A pior pessoa do mundo
Na manhã do dia 08 de fevereiro, a Academia de Artes e Ciências Dramáticas anunciou seus candidatos à edição de 2022 do Oscar. Entre os trabalhos ungidos pelo feixe lantejoulado de Hollywood, indicado nas categorias de melhor roteiro original e melhor filme internacional, figura a dramédia norueguesa “A Pior Pessoa do Mundo”.
Estrelado com cinismo e sensibilidade irresistíveis por Renate Reisve, o filme de Joachim Trier faz companhia a Julie (Reisve), moça balzaquiana aspirante a tudo e comprometida a nada, nas suas andanças vacilantes em busca de contato (quem sabe amor), realização (quem sabe sucesso) e lugar no mundo (quem sabe felicidade).
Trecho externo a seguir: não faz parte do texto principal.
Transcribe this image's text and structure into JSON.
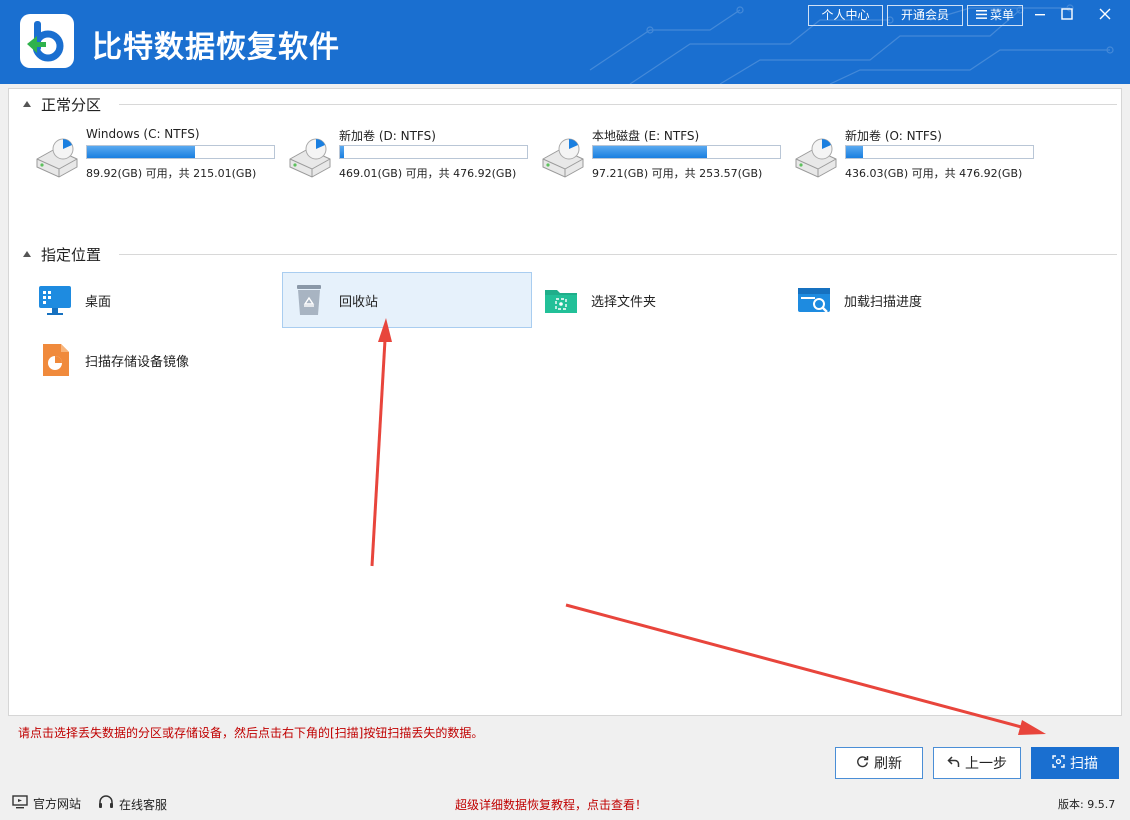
{
  "app": {
    "title": "比特数据恢复软件"
  },
  "titlebar": {
    "user_center": "个人中心",
    "vip": "开通会员",
    "menu": "菜单"
  },
  "sections": {
    "partitions": "正常分区",
    "locations": "指定位置"
  },
  "drives": [
    {
      "name": "Windows (C: NTFS)",
      "info": "89.92(GB) 可用，共 215.01(GB)",
      "used_fraction": 0.58
    },
    {
      "name": "新加卷 (D: NTFS)",
      "info": "469.01(GB) 可用，共 476.92(GB)",
      "used_fraction": 0.02
    },
    {
      "name": "本地磁盘 (E: NTFS)",
      "info": "97.21(GB) 可用，共 253.57(GB)",
      "used_fraction": 0.61
    },
    {
      "name": "新加卷 (O: NTFS)",
      "info": "436.03(GB) 可用，共 476.92(GB)",
      "used_fraction": 0.09
    }
  ],
  "locations": [
    {
      "label": "桌面",
      "icon": "desktop-icon"
    },
    {
      "label": "回收站",
      "icon": "recycle-bin-icon",
      "selected": true
    },
    {
      "label": "选择文件夹",
      "icon": "folder-icon"
    },
    {
      "label": "加载扫描进度",
      "icon": "load-progress-icon"
    },
    {
      "label": "扫描存储设备镜像",
      "icon": "disk-image-icon"
    }
  ],
  "hint": "请点击选择丢失数据的分区或存储设备，然后点击右下角的[扫描]按钮扫描丢失的数据。",
  "buttons": {
    "refresh": "刷新",
    "back": "上一步",
    "scan": "扫描"
  },
  "footer": {
    "site": "官方网站",
    "service": "在线客服",
    "promo": "超级详细数据恢复教程，点击查看！",
    "version": "版本: 9.5.7"
  },
  "colors": {
    "brand": "#1a6fd0",
    "alert": "#c00000",
    "annotation_arrow": "#e8453c"
  }
}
Não sei até onde boto fé em “retratos de uma geração” no âmbito artístico. Acredito, pois é flagrante, em pontos de ligação, denominadores comuns e um temperamento coletivo partilhado entre os rebentos de um mesmo tempo político, cultural e econômico. Me vejo como integrante de uma geração e boto fé na descrição acadêmica do princípio, mas não tanto na retratação artística dele.
Penso assim por considerar que, na arte, o que se convenciona como “geração” é quase sempre uma pasteurização de tipos, gostos e comportamentos assuntados a portas fechadas, nos grandes centros urbanos, entre patotas exclusivas, enviesadas por interpretações com igual potencial para serem reducionistas e generalistas; e quando algum autor ou movimento artístico recebe de outras patotas exclusivas a prerrogativa de assim laurear seus trabalhos, como “retratos de uma geração”, a recebe como recompensa de uma batalha vencida pelo cansaço, quando não pelo elitismo.
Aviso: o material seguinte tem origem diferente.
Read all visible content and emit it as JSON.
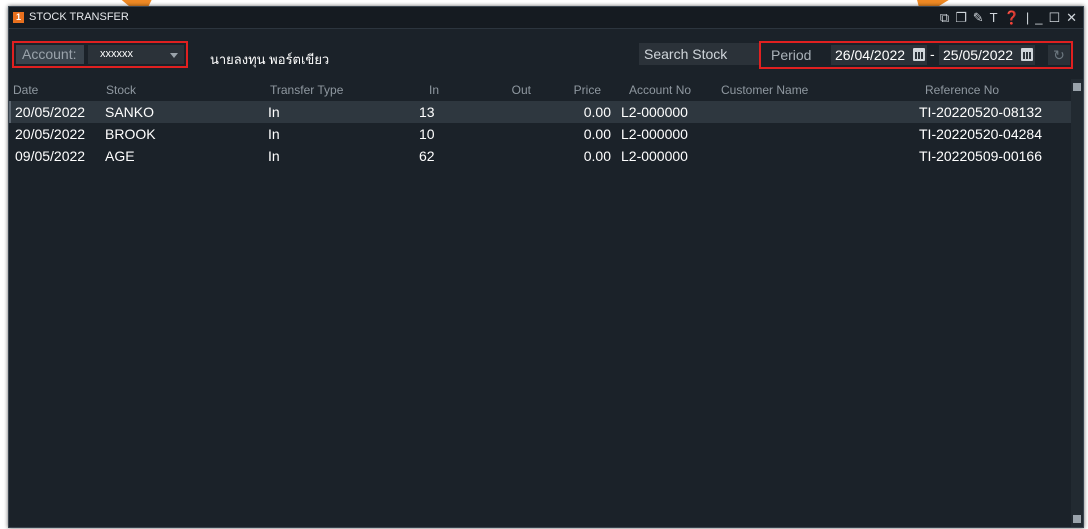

Feito esse rodeio todo, e estando eu mesmo vencido pelo cansaço, vou dizer, por pura força do hábito e expressão, que “A Pior Pessoa do Mundo” é um inspirado retrato de uma geração obcecada por retratos de sua geração. Me refiro, claro, aos Millennials, casta enlouquecidamente apaixonada por seus defeitos, equívocos e doenças. Casta que alegadamente não suporta viver dentro da própria cabeça, mas não cansa de se ver, se escrever, se ouvir, se recitar e gemer suas angústias em todas as vielas da arte – popular e erudita. Casta estimulada pela contradição de se enxergar especial por não se acreditar especial, maltratar sua autoimagem para atiçar as zonas erógenas do ego: “Não há neste mundo pessoa mais inútil, desamada e burra do que eu, portanto, o mundo necessita de um livro, um filme e uma série sobre mim”. O millenial ama se odiar. Não fosse tão inseguro, não seria tão narcisista.
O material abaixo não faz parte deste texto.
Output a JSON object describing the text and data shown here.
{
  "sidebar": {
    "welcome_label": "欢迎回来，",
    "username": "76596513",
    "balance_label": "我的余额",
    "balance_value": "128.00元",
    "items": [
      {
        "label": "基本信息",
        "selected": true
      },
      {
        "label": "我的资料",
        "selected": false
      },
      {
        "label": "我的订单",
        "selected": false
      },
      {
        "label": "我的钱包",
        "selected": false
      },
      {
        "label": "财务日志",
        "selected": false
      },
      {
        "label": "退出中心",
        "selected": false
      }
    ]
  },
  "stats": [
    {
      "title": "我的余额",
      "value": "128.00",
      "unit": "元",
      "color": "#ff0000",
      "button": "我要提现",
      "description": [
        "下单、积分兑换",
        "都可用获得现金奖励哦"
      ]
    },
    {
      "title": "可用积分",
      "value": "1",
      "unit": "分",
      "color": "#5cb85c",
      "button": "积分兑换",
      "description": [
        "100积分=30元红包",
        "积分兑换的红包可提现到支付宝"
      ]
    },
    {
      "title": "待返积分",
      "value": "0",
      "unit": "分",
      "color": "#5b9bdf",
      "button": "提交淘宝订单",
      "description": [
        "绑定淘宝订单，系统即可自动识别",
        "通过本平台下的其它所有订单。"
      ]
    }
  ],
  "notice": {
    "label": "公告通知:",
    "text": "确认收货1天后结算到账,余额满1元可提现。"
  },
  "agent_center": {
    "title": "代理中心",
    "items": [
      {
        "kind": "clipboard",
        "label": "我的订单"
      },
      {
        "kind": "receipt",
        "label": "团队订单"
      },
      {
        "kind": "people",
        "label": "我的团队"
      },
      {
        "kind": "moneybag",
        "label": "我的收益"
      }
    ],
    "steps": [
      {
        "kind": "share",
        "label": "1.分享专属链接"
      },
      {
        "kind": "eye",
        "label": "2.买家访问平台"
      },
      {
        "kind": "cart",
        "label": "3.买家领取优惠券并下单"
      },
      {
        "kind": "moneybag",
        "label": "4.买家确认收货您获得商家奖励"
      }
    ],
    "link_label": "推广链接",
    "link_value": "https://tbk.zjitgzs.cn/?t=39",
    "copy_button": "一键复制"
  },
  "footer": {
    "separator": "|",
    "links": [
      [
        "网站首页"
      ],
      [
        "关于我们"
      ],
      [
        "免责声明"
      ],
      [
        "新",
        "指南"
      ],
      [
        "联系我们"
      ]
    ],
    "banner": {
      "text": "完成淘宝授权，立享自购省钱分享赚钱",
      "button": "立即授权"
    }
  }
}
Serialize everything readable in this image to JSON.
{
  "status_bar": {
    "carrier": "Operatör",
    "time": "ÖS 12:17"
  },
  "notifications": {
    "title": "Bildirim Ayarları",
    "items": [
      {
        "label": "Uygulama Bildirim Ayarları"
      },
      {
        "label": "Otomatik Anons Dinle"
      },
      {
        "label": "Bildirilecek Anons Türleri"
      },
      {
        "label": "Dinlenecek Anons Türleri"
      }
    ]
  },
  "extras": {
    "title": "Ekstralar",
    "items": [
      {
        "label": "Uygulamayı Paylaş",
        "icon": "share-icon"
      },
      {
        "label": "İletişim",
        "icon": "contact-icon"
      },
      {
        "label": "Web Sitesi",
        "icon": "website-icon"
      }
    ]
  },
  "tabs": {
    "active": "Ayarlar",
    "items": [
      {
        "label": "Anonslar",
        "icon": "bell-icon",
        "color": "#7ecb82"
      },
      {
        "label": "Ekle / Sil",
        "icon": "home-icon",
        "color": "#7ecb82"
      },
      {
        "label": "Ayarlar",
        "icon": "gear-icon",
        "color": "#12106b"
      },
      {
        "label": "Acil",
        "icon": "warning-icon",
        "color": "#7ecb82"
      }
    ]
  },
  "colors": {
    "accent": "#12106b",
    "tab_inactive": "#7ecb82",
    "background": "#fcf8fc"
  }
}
Nessa ambivalência opera “A Pior Pessoa do Mundo”, e dessa ambivalência a narrativa arma as ciladas, da vida e do tempo, que de rasteira levam Julie ao chão, assim como as descobertas que a reerguem e amadurecem. O resultado da obra, para o mal, é a velha queixa existencial e autodepreciação espirituosa, eloquente e espertinha, bem calculadinha para aliciar millennials sem lugar no mundo e na própria vida a assistirem àquela saga e proclamarem, inundados de ilusão: “Nossa, isso é muito eu!!!”. Para o bem, e isso predomina largamente, o resultado é um testemunho escrito nas mesmas contradições que predicam a geração que o serviu de musa: afetado e genuíno, prepotente e vulnerável, fútil e complexo, leviano e romântico, ridículo e fascinante.